De la dignité des professions libérales

Pierre Fichet
Retour au sommaire - BIPP n° 39 - Octobre 2004

Établi à partir du dictionnaire historique de la langue Française et du livre de Jean-Claude Michéa : Impasse Adam Smith.

Libéral : emprunté au latin liberalis (1175) Libre ; "qui concerne un homme libre" au sens figuré, psychologique de "digne d'un homme libre" c'est-à-dire satisfaisant, généreux.

Son sens étymologique "digne d'un homme libre" est sorti d'usage mais reste réalisé dans les syntagmes arts libéraux (1210) et surtout profession libérale (1845).
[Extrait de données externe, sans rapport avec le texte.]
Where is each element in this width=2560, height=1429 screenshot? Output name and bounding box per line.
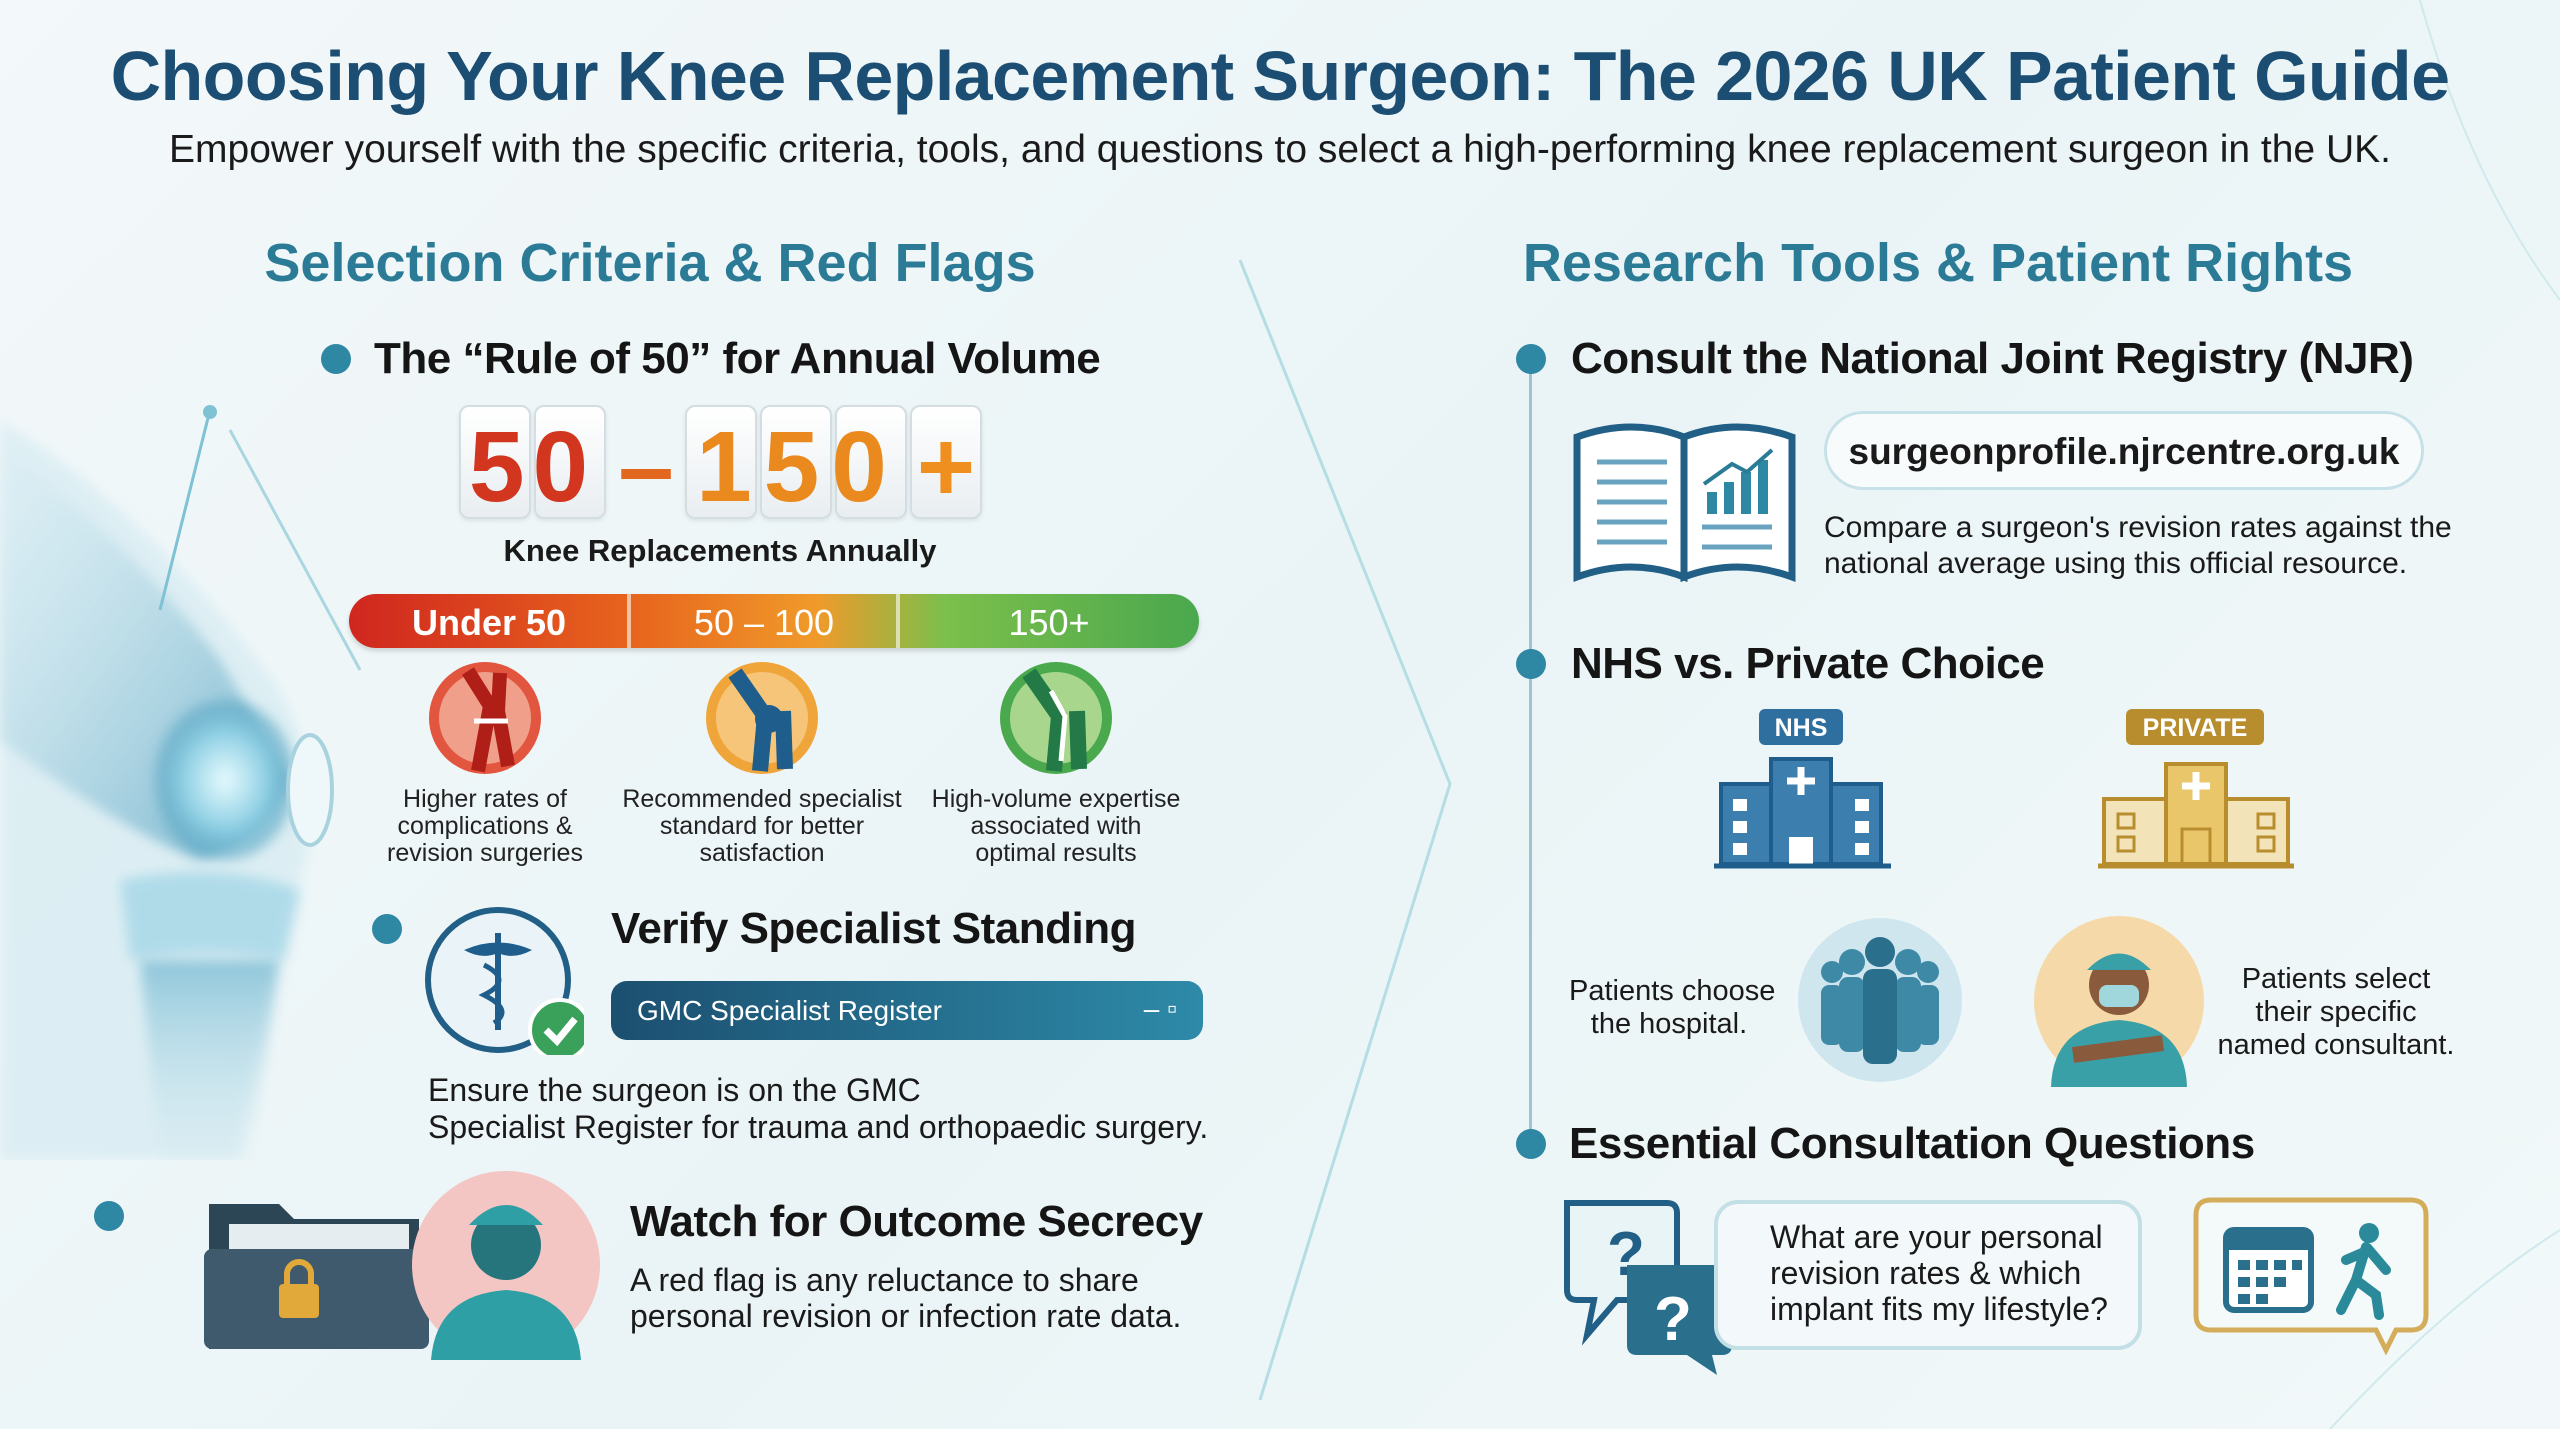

Comme terme politique, libéral est attesté pour la première fois en 1750. Cependant, le concept reçoit véritablement son acte de naissance avec la révolution et le mot se répand vers 1800. Il s'applique aux partisans des libertés politiques et joue un grand rôle au 19ème siècle.

Le concept économique est né d'une réaction envers les contraintes du colbertisme (1758 Quesnay) et modelé par la réflexion d'Adam Smith (1776).

À ce propos, il est intéressant de lire le livre de Jean-Claude Michéa (Impasse Adam Smith). Il affirme que l'idéologie retenue par les actuels économistes dits libéraux consiste en ce postulat – l'homme est un être rationnel qui agit au mieux de ses intérêts bien compris – (On ne peut réduire la pensée d'Adam Smith à ce postulat, lui-même étant plus nuancé dans ses propos, mais il arrive que les royalistes soient plus royalistes que le roi). Ce faisant, Jean-Claude Michéa en montre les conséquences : pour réaliser cet homme nouveau, il convient de l' arracher à ses idéologies, c' est-à-dire tout ce qui entrave son autonomie... et par idéologie entravante, il faut ici entendre certes les grandes idéologies comme la religion, mais aussi la famille, les racines, l'histoire, l'amour... Cet homme libéré de tout lien se retrouve dans les exhortations à la mobilité par exemple.

La conséquence de cette idéologie d'un homme purement raisonnable agissant au mieux de son intérêt bien compris, et Jean-Claude Michéa le montre bien, c'est que l'homme devient un prédateur pour l'homme.

Il montre également comment l' idéologie progressiste issue des lumières, loin d'atténuer les effets dévastateurs de cette pensée, au contraire la renforce, ne serait ce qu'en perpétrant l'idée de lutte des classes alors que celle-ci est aujourd'hui bien dépassée et désigne de faux ennemis laissant ainsi le capitalisme oeuvrer (ce que nous avons vérifié dans la succession d'un Juppé/Kouchner/Mattei ...).

Jean-Claude Michéa plaide pour un retour au socialisme originaire d'avant les lumières et développé un moment dans les classes pauvres d'Angleterre.

Il n'y a donc pas à rougir de notre statut de profession libérale, à condition d'en rappeler les origines, c'est-à -dire celle d'homme libre, assez libre pour interroger les fondements de notre discipline..., c’est-à-dire en se différenciant de l'acceptation économique actuelle du mot qui conduit à faire de l'homme un prédateur pour lui même.